On September 11 at 1 pm Eastern Time, Beverly Herscovitch from the Alzheimer Society of Toronto will host #hcsmca. She wrote this blog post to set the stage.
By Beverly Herscovitch (@bhersc)
How do you achieve awareness, or even engagement, with communities who aren’t directly affected by your cause?
What does awareness even mean? And what type of action should the awareness translate into?
At the Alzheimer Society of Toronto, we’ve come to see awareness, at its most basic level, means increased knowledge. Increased knowledge leads to better understanding, which means fewer misconceptions, less discrimination and less stigma in our community. When people better understand the experiences of those living with serious illness, we can create a more empathetic society. Awareness can lead to more tangible actions, like volunteering, donating, actively educating others or even modifying their behaviours to respect the needs of people living with these illnesses.
Social media is a great tool to use to get healthy people discussing diseases that might not directly affect them. At the Alzheimer Society of Toronto, we are always grappling with the question of how to increase Alzheimer’s awareness among a younger demographic, a disease that is typically associated with old age.
We definitely know it’s doable. At the Alzheimer Society of Toronto, we’ve seen plenty of examples where third-party individuals (people not directly affiliated with the organization) have certainly taken an active role in raising Alzheimer’s awareness in our community.

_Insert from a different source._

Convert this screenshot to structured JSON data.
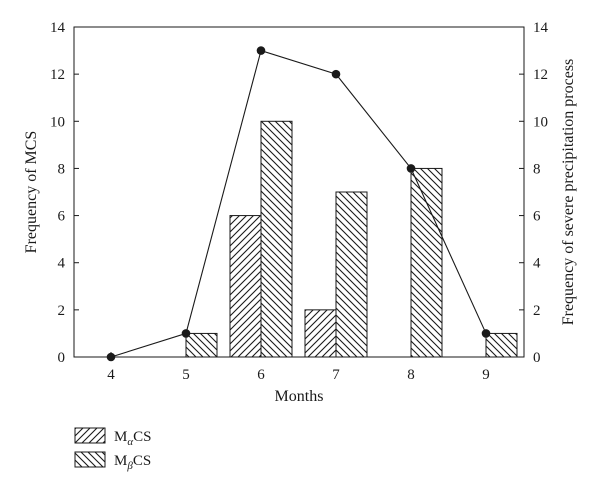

Several years ago, a group of young professionals began an initiative to educate the public about early onset dementia. These young adults created a fundraising event, Memory Ball, to raise money for the Alzheimer Society of Toronto. This past year marked its second year fundraising, and has already become one of our largest third-party fundraisers, helping to support the growing community of 42,000 people living with dementia in Toronto. Besides fundraising, these young adults also use social media daily as a way work to educate their peers about Alzheimer’s disease and other dementias. Through making connections online, they are able to inspire other people to become passionate about an illness that actually indirectly affects everyone in our community.
More recently, a small group of students at the University of Toronto established the university’s first club based solely on Alzheimer’s advocacy. Students Against Alzheimer (SAAUT) will work to raise public awareness for Alzheimer’s disease, and create a web of closely connected and highly devoted volunteers. We’re excited to see how they use social media to connect with their fellow students at U of T, a school that boasts over 80.000 students.
Keeping these ideas in mind, on September 11th, I’d like the #hcsmca community to help me answer these questions:
- 1) How can social media help get healthy people interested in an illness that doesn’t directly affect them (yet)?
- 1b) For example, getting youth interested in illnesses typically associated with old age? (Alzheimer’s, Parkinsons, etc)
- 2) Social media can help raise awareness (of disease risk factors, health behaviours, etc.) How do you translate awareness into action?